At eight o’clock on Friday evening, I entered the warehouse of Hop Sing. There was that deliciously commingled mysterious foreign odor that I had so often noticed; there was the old array of uncouth-looking objects, the long procession of jars and crockery, the same singular blending of the grotesque and the mathematically neat and exact, the same endless suggestions of frivolity and fragility, the same want of harmony in colors, that were each, in themselves, beautiful and rare. Kites in the shape of enormous dragons and gigantic butterflies; kites so ingeniously arranged as to utter at intervals, when facing the wind, the cry of a hawk; kites so large as to be beyond any boy’s power of restraint,–so large that you understood why kite-flying in China was an amusement for adults; gods of china and bronze so gratuitously ugly as to be beyond any human interest or sympathy from their very impossibility; jars of sweetmeats covered all over with moral sentiments from Confucius; hats that looked like baskets, and baskets that looked like hats; silks so light that I hesitate to record the incredible number of square yards that you might pass through the ring on your little finger,–these, and a great many other indescribable objects, were all familiar to me. I pushed my way through the dimly-lighted warehouse, until I reached the back office, or parlor, where I found Hop Sing waiting to receive me.

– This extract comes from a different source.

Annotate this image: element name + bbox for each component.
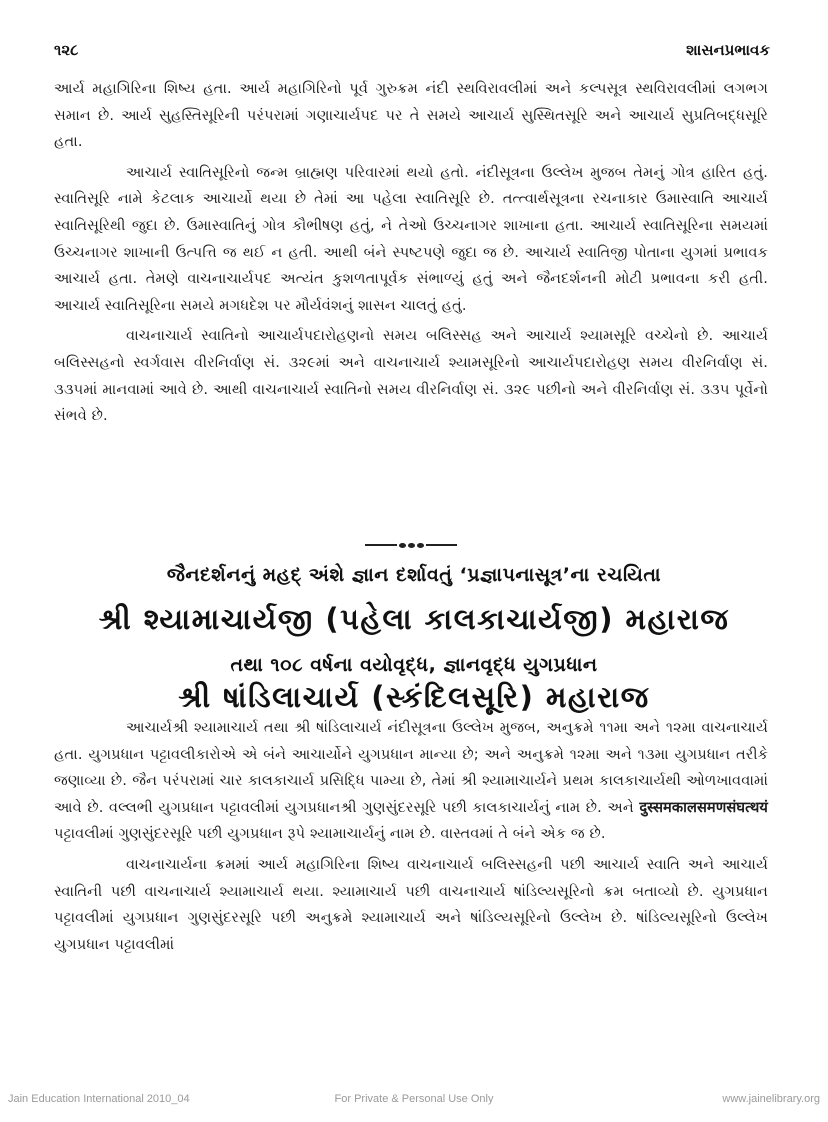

Before I describe him, I want the average reader to discharge from his mind any idea of a Chinaman that he may have gathered from the pantomime. He did not wear beautifully scalloped drawers fringed with little bells (I never met a Chinaman who did); he did not habitually carry his forefinger extended before him at right angles with his body; nor did I ever hear him utter the mysterious sentence, “Ching a ring a ring chaw;” nor dance under any provocation. He was, on the whole, a rather grave, decorous, handsome gentleman. His complexion, which extended all over his head, except where his long pig-tail grew, was like a very nice piece of glazed brown paper-muslin. His eyes were black and bright, and his eyelids set at an angle of fifteen degrees; his nose straight, and delicately formed; his mouth small; and his teeth white and clean. He wore a dark blue silk blouse; and in the streets, on cold days, a short jacket of astrachan fur. He wore, also, a pair of drawers of blue brocade gathered tightly over his calves and ankles, offering a general sort of suggestion, that he had forgotten his trousers that morning, but that, so gentlemanly were his manners, his friends had forborne to mention the fact to him. His manner was urbane, although quite serious. He spoke French and English fluently. In brief, I doubt if you could have found the equal of this Pagan shopkeeper among the Christian traders of San Francisco.